CGE 2D render too slow

I use Zengl render tiled map fps=700+, but cge have only fps=60+

How can cge be faster?

Note: It’s not too effective comparing FPS for values above monitor’s refresh rate. Most drivers are capped at 60FPS (like Mesa) and everything above that is “fake”, and actually “harmful” - it means CPU is (over)loaded with work that doesn’t result in any useful outcome.

I.e. to have a more proper test you most likely would want to have a very heavy Tiled map that would render at 30 FPS in ZenGl.

Now specifically about Tiled maps - I myself haven’t used those but looking at castle-engine/castletiledmap_control.inc at 599eaf9b6d6738ee474bf98eca95c1fa17cb162c · castle-engine/castle-engine · GitHub I see that it doesn’t use “batched render” feature which can speed up the rendering significantly. It’s not absolutely trivial to implement it but I don’t think it’s too hard (unless I’m missing some crucial part of Tiled implementation).

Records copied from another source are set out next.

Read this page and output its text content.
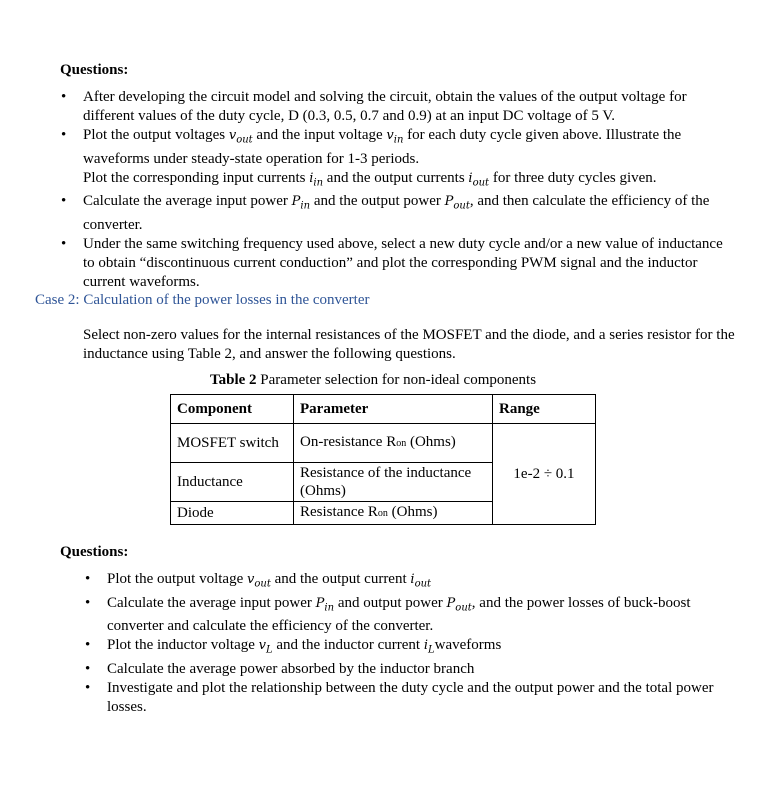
Questions:
• After developing the circuit model and solving the circuit, obtain the values of the output voltage for different values of the duty cycle, D (0.3, 0.5, 0.7 and 0.9) at an input DC voltage of 5 V.
• Plot the output voltages $v_{out}$ and the input voltage $v_{in}$ for each duty cycle given above. Illustrate the waveforms under steady-state operation for 1-3 periods.
Plot the corresponding input currents $i_{in}$ and the output currents $i_{out}$ for three duty cycles given.
• Calculate the average input power $P_{in}$ and the output power $P_{out}$, and then calculate the efficiency of the converter.
• Under the same switching frequency used above, select a new duty cycle and/or a new value of inductance to obtain “discontinuous current conduction” and plot the corresponding PWM signal and the inductor current waveforms.
Case 2: Calculation of the power losses in the converter
Select non-zero values for the internal resistances of the MOSFET and the diode, and a series resistor for the inductance using Table 2, and answer the following questions.
Table 2 Parameter selection for non-ideal components
Component	Parameter	Range
MOSFET switch	On-resistance Ron (Ohms)	1e-2 ÷ 0.1
Inductance	Resistance of the inductance (Ohms)	
Diode	Resistance Ron (Ohms)	
Questions:
• Plot the output voltage $v_{out}$ and the output current $i_{out}$
• Calculate the average input power $P_{in}$ and output power $P_{out}$, and the power losses of buck-boost converter and calculate the efficiency of the converter.
• Plot the inductor voltage $v_L$ and the inductor current $i_Lwaveforms$
• Calculate the average power absorbed by the inductor branch
• Investigate and plot the relationship between the duty cycle and the output power and the total power losses.
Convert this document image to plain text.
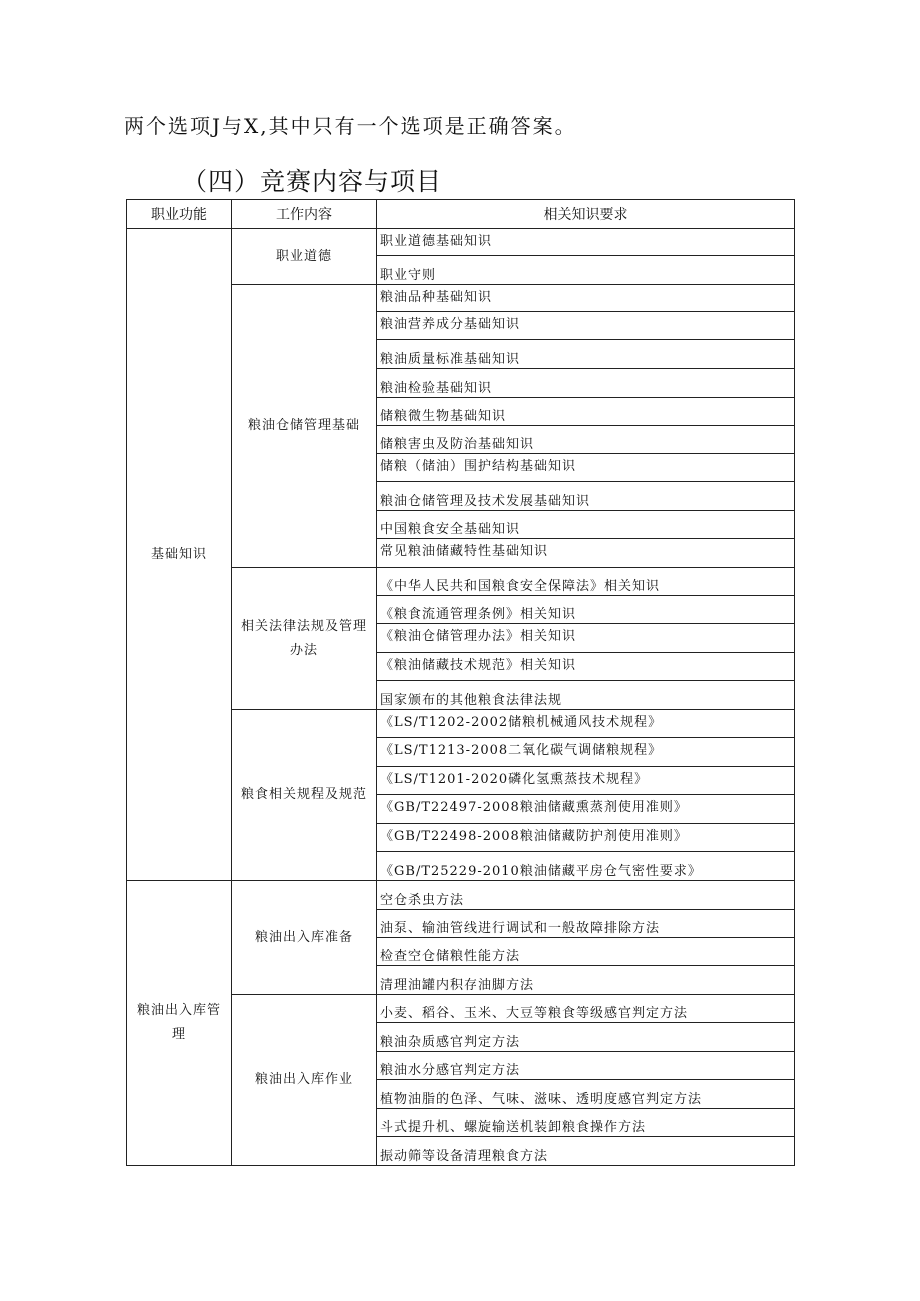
两个选项J与X,其中只有一个选项是正确答案。

（四）竞赛内容与项目
职业功能	工作内容	相关知识要求
基础知识	职业道德	职业道德基础知识
		职业守则
	粮油仓储管理基础	粮油品种基础知识
		粮油营养成分基础知识
		粮油质量标准基础知识
		粮油检验基础知识
		储粮微生物基础知识
		储粮害虫及防治基础知识
		储粮（储油）围护结构基础知识
		粮油仓储管理及技术发展基础知识
		中国粮食安全基础知识
		常见粮油储藏特性基础知识
	相关法律法规及管理办法	《中华人民共和国粮食安全保障法》相关知识
		《粮食流通管理条例》相关知识
		《粮油仓储管理办法》相关知识
		《粮油储藏技术规范》相关知识
		国家颁布的其他粮食法律法规
	粮食相关规程及规范	《LS/T1202-2002储粮机械通风技术规程》
		《LS/T1213-2008二氧化碳气调储粮规程》
		《LS/T1201-2020磷化氢熏蒸技术规程》
		《GB/T22497-2008粮油储藏熏蒸剂使用准则》
		《GB/T22498-2008粮油储藏防护剂使用准则》
		《GB/T25229-2010粮油储藏平房仓气密性要求》
粮油出入库管理	粮油出入库准备	空仓杀虫方法
		油泵、输油管线进行调试和一般故障排除方法
		检查空仓储粮性能方法
		清理油罐内积存油脚方法
	粮油出入库作业	小麦、稻谷、玉米、大豆等粮食等级感官判定方法
		粮油杂质感官判定方法
		粮油水分感官判定方法
		植物油脂的色泽、气味、滋味、透明度感官判定方法
		斗式提升机、螺旋输送机装卸粮食操作方法
		振动筛等设备清理粮食方法
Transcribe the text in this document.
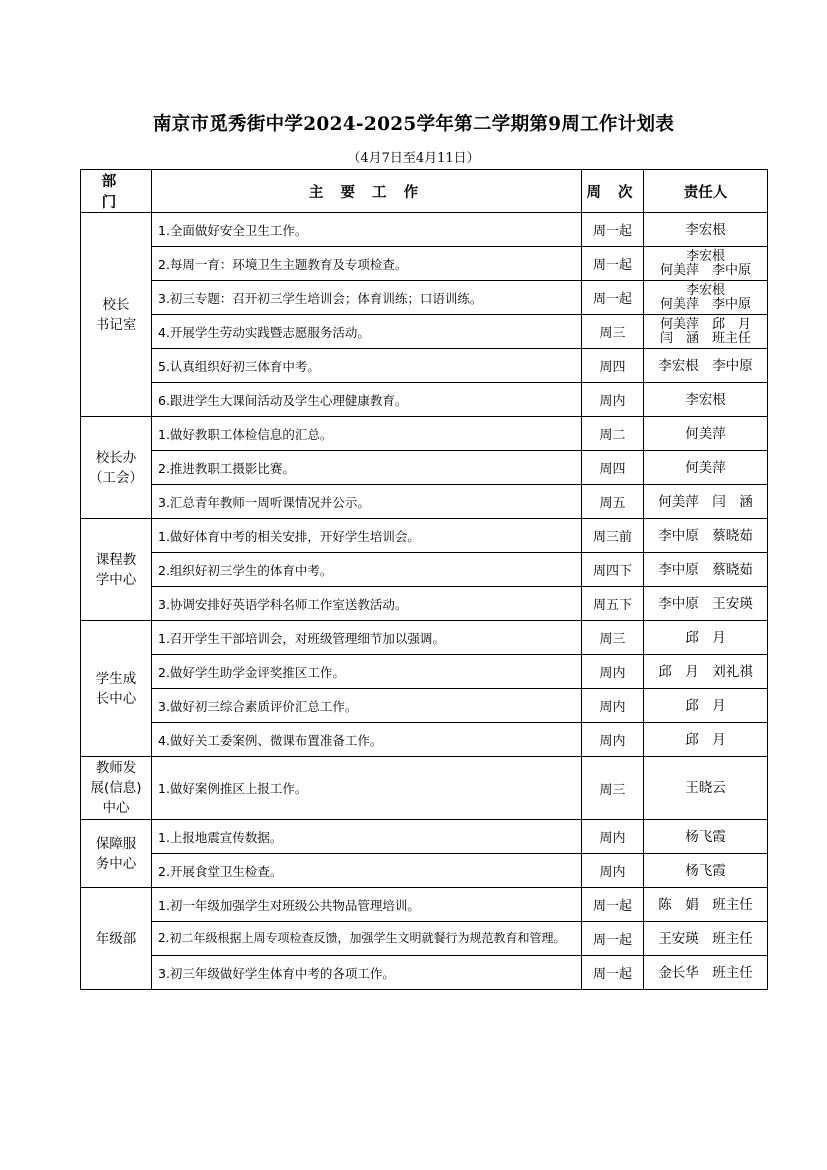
南京市觅秀街中学2024-2025学年第二学期第9周工作计划表
（4月7日至4月11日）
部 门	主 要 工 作	周 次	责任人
校长
书记室	1.全面做好安全卫生工作。	周一起	李宏根
	2.每周一育：环境卫生主题教育及专项检查。	周一起	李宏根
何美萍　李中原
	3.初三专题：召开初三学生培训会；体育训练；口语训练。	周一起	李宏根
何美萍　李中原
	4.开展学生劳动实践暨志愿服务活动。	周三	何美萍　邱　月
闫　涵　班主任
	5.认真组织好初三体育中考。	周四	李宏根　李中原
	6.跟进学生大课间活动及学生心理健康教育。	周内	李宏根
校长办
（工会）	1.做好教职工体检信息的汇总。	周二	何美萍
	2.推进教职工摄影比赛。	周四	何美萍
	3.汇总青年教师一周听课情况并公示。	周五	何美萍　闫　涵
课程教
学中心	1.做好体育中考的相关安排，开好学生培训会。	周三前	李中原　蔡晓茹
	2.组织好初三学生的体育中考。	周四下	李中原　蔡晓茹
	3.协调安排好英语学科名师工作室送教活动。	周五下	李中原　王安瑛
学生成
长中心	1.召开学生干部培训会，对班级管理细节加以强调。	周三	邱　月
	2.做好学生助学金评奖推区工作。	周内	邱　月　刘礼祺
	3.做好初三综合素质评价汇总工作。	周内	邱　月
	4.做好关工委案例、微课布置准备工作。	周内	邱　月
教师发
展(信息)
中心	1.做好案例推区上报工作。	周三	王晓云
保障服
务中心	1.上报地震宣传数据。	周内	杨飞霞
	2.开展食堂卫生检查。	周内	杨飞霞
年级部	1.初一年级加强学生对班级公共物品管理培训。	周一起	陈　娟　班主任
	2.初二年级根据上周专项检查反馈，加强学生文明就餐行为规范教育和管理。	周一起	王安瑛　班主任
	3.初三年级做好学生体育中考的各项工作。	周一起	金长华　班主任
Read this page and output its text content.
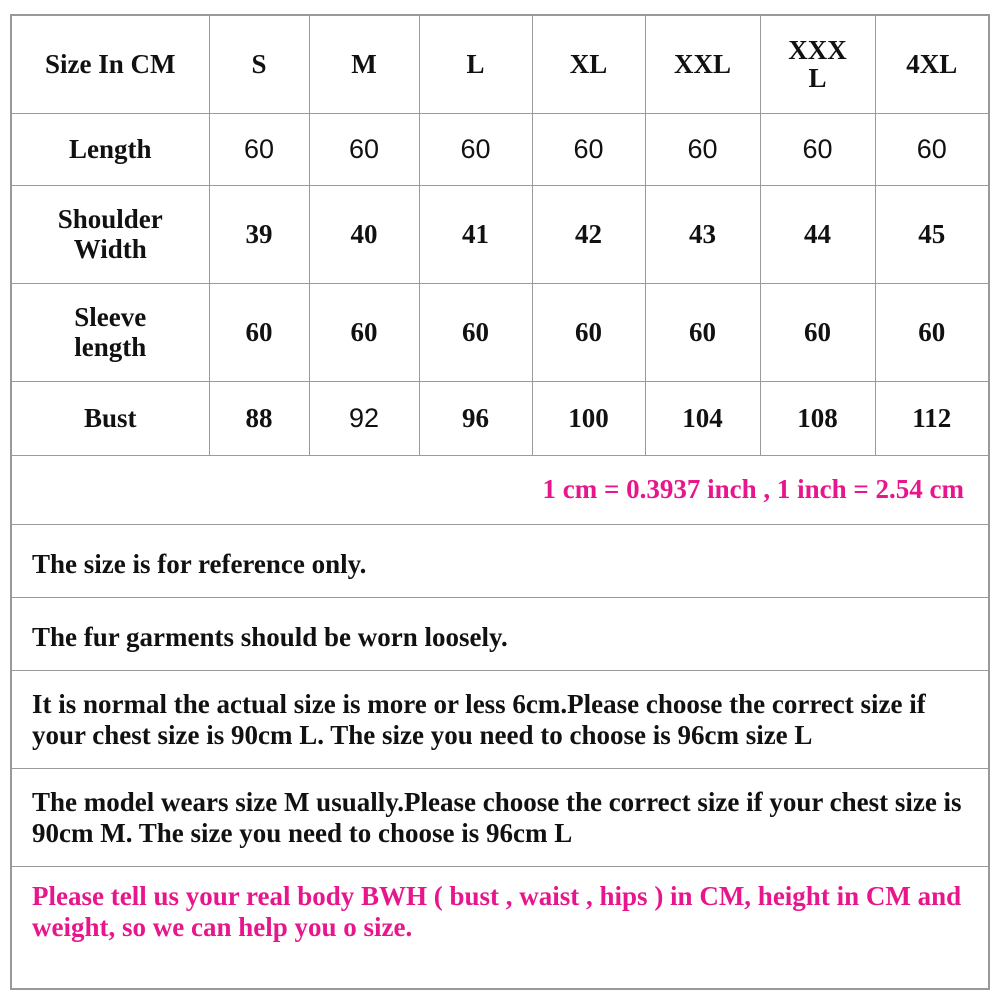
Size In CM	S	M	L	XL	XXL	XXX L	4XL
Length	60	60	60	60	60	60	60
Shoulder Width	39	40	41	42	43	44	45
Sleeve length	60	60	60	60	60	60	60
Bust	88	92	96	100	104	108	112
1 cm = 0.3937 inch , 1 inch = 2.54 cm
The size is for reference only.
The fur garments should be worn loosely.
It is normal the actual size is more or less 6cm.Please choose the correct size if your chest size is 90cm L. The size you need to choose is 96cm size L
The model wears size M usually.Please choose the correct size if your chest size is 90cm M. The size you need to choose is 96cm L
Please tell us your real body BWH ( bust , waist , hips ) in CM, height in CM and weight, so we can help you o size.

I think that simply no one has hit a performance issue with TiledMapControl so far, so nobody looked into the issue. So, if you need to improve the performance of the component (not just for comparison, but for a real usecase) you could have a look at it yourself (as I’ve mentioned, at the first glance it’s rather easy [but will potentially need a decent amount of work and require understanding internal Tiled structure and the way it’s handled in CGE], I’ll explain how if you’re interested in taking this task) - I’m sure such pull request will be more than welcome, or create a ticket at GitHub and someone will look at it (but obviously this might take much longer :)).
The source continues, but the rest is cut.